As Thomas Long points out in his commentary on our text, “Jesus has just announced his passion, that before there is to be any victory, before there can be resurrection, there must be death: ‘the Son of Man is to be betrayed…killed.’ Jesus has just proclaimed that his own life involves suffering and the supreme act of sacrifice, and the astounding response of the disciples is to spend the rest of day sauntering down the road to Capernaum discussing which one of them will turn out to be the ‘most valuable player.’”
Just think about it. “Jesus embodies sacrifice; they jockey for position. Jesus announces his own suffering; they argue over reserved parking spaces and who gets to ride first class. Jesus has called them to ‘deny themselves and take up their crosses,’ [with him] but they have instead affirmed themselves and taken up not a cross, but the old sandbox debate, ‘I’m better than you are.’
The disciples are so grotesquely out of line, so in violation of all that Jesus is calling them to do, that they need a shocking object lesson.” End quote. [Pulpit Resource, Year B, Vol. 28, 2000, Logos Productions Inc.]
So what does Jesus do? He says to them, “‘Whoever wants to be first must be last of all and servant of all.’ Then he took a little child and put it among them; and taking it in his arms, he said to them, ‘Whoever welcomes one such child in my name welcomes me, and whoever welcomes me welcomes not me, but the one who sent me.’”
But what does this child represent?

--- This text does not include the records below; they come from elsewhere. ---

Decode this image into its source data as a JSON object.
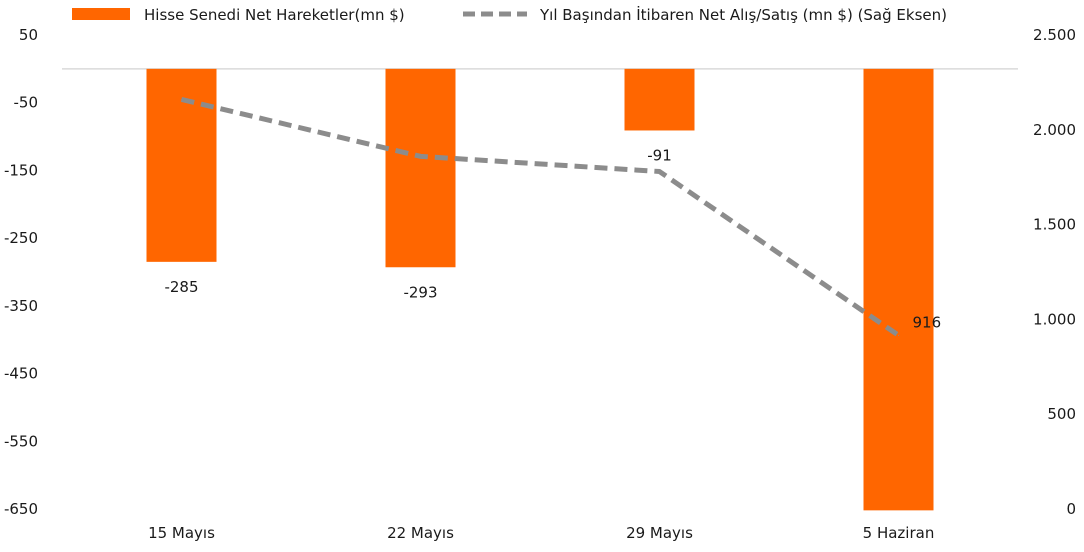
{
  "chart_data": {
    "type": "bar",
    "categories": [
      "15 Mayıs",
      "22 Mayıs",
      "29 Mayıs",
      "5 Haziran"
    ],
    "series": [
      {
        "name": "Hisse Senedi Net Hareketler(mn $)",
        "type": "bar",
        "axis": "left",
        "color": "#FF6600",
        "values": [
          -285,
          -293,
          -91,
          -652
        ],
        "labels": [
          "-285",
          "-293",
          "-91",
          ""
        ]
      },
      {
        "name": "Yıl Başından İtibaren Net Alış/Satış (mn $) (Sağ Eksen)",
        "type": "line",
        "axis": "right",
        "color": "#8C8C8C",
        "style": "dashed",
        "values": [
          2160,
          1860,
          1780,
          916
        ],
        "labels": [
          "",
          "",
          "",
          "916"
        ]
      }
    ],
    "left_axis": {
      "ylim": [
        -650,
        50
      ],
      "ticks": [
        50,
        -50,
        -150,
        -250,
        -350,
        -450,
        -550,
        -650
      ],
      "tick_labels": [
        "50",
        "-50",
        "-150",
        "-250",
        "-350",
        "-450",
        "-550",
        "-650"
      ]
    },
    "right_axis": {
      "ylim": [
        0,
        2500
      ],
      "ticks": [
        2500,
        2000,
        1500,
        1000,
        500,
        0
      ],
      "tick_labels": [
        "2.500",
        "2.000",
        "1.500",
        "1.000",
        "500",
        "0"
      ]
    },
    "zero_line": true,
    "grid": false,
    "legend_position": "top"
  }
}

What is the object lesson that Jesus is placing before us to help us get the point of what he is trying to teach us? As Long and other Biblical scholars point out, the object lesson that Jesus puts before his disciples in Mark’s Gospel differs greatly from the idea that we should become humble like a child, which is the message that Matthew’s Gospel puts before us.

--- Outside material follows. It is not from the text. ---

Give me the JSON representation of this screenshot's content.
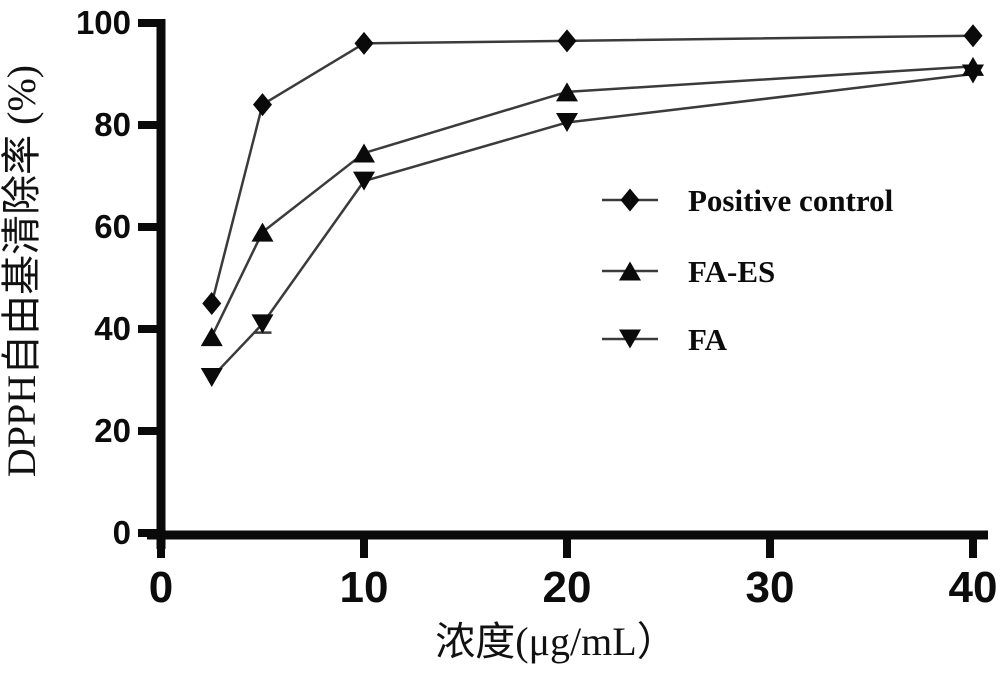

Of course, being humble is not a bad trait to emulate. It certainly would have been a lesson that those disciples who responded to hearing the news of their Lord’s impending death by arguing among themselves who was the greatest among them, could have learned.
And when I think of my grandchildren, especially the three youngest, I have learned a tremendous lesson about the need to think less of myself. When I was in seminary, Aarne Sirrala , my mentor and professor in systematic theology pointed out to me that as we progress through our lives and establish our careers, we often don’t take as much time to spend with our children, as we should. But our grandchildren begin to teach us how much we have missed in life. It is a sad and humbling awakening, for many of us.